We are please to announce that Trilogy will be sponsoring Charles Spencer this year.
Trilogy Group Managing Director, Alex Dare commented: “We are proud to have been in that the start of what we believe will become a premier event on the literary calendar”, “Last year was again a fantastic social event for both customers and prospects alike”.
Authors for 2007 event include.
Simon Sebag Montefiore – Young Stalin
Oliver James – Affluenza: How to be Successful and Stay Sane
Clive Stafford-Smith – Bad Men: Guantánamo Bay and the Secret Prisons
John Adamson – The English Civil War
Ronnie Corbett – And it’s Goodnight from Him
Kate and Greg Mosse – Labyrinth and Secrets of the Labyrinth
The Greatest Monarch Debate: Alison Weir, Justin Pollard and Martyn Downer – chaired by Charles Spencer
Johnnie Walker – The Autobiography
Joanne Harris – The Lollipop Shoes
Sarah Bradford – Diana
ALTHORP has been home to the Spencer family for nearly 500 years and the introduction of a festival of Literature is entirely in keeping with the history and heritage of the House. George John, Second Earl Spencer built up a library which was one of the finest private collections of books inEurope. Although not simply a classical collection, it was extraordinarily rare and included Papal Letters of Indulgence from 1452, the first edition of the ‘Mazarin’ Bible of 1455, the Mentz Psalter of 1457 and 57 original Caxton Bibles.

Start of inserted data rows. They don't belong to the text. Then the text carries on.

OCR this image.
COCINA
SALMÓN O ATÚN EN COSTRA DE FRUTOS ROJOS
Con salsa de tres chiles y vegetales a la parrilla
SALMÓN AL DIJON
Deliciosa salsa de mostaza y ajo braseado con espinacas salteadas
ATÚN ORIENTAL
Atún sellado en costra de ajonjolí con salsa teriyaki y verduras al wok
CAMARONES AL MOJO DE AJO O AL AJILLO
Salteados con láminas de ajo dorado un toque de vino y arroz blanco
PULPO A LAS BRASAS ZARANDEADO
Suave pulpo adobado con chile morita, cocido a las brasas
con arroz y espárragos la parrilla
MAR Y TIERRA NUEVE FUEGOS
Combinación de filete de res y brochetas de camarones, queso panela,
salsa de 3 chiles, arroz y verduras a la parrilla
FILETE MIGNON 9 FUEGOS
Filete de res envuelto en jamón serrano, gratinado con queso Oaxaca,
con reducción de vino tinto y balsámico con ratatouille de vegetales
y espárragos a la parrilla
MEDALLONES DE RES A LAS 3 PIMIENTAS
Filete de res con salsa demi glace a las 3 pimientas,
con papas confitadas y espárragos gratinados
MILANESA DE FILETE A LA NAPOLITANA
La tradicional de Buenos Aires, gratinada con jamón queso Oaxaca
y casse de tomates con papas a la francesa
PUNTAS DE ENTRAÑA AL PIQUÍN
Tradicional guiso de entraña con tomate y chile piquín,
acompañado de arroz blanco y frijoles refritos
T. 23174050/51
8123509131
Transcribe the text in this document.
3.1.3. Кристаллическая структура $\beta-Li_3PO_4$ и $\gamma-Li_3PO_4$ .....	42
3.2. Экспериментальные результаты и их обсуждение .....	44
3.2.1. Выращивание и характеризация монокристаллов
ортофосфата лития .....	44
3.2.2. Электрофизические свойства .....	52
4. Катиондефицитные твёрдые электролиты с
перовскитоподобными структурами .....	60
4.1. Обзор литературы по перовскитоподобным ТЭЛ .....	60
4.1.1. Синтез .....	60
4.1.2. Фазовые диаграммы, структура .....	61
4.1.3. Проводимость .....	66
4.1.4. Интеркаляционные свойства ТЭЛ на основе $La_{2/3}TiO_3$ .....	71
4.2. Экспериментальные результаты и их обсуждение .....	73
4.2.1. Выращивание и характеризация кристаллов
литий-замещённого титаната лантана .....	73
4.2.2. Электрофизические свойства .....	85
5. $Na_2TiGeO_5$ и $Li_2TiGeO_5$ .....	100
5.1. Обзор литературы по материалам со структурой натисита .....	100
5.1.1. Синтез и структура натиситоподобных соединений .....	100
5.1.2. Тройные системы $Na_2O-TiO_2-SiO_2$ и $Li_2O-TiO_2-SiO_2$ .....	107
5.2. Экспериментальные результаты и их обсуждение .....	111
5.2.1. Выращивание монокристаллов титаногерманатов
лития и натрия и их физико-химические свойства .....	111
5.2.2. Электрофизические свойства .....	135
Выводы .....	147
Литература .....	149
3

Althorp contains a fascinating variety of pictures, furniture and ceramics, as well as boasting some exquisite interiors. Like many great country houses, it has benefited from the collecting of generations of occupants. The Spencers’ collection of portraits is particularly fine and as a record of a family and of English portraiture, it is outstanding. The roll-call of names – Rubens, Van Dyck, Reynolds, Gainsborough – is familiar to everyone.
In the decorative arts, from carpets to candelabra, there is much that reflects the enthusiasms and idiosyncrasies of their collectors. Similarly, the house itself is not the product of any one period, but has changed constantly over the years. The true medium for harmony, however, has been the house’s continual ownership and occupation by the same family for nineteen generations.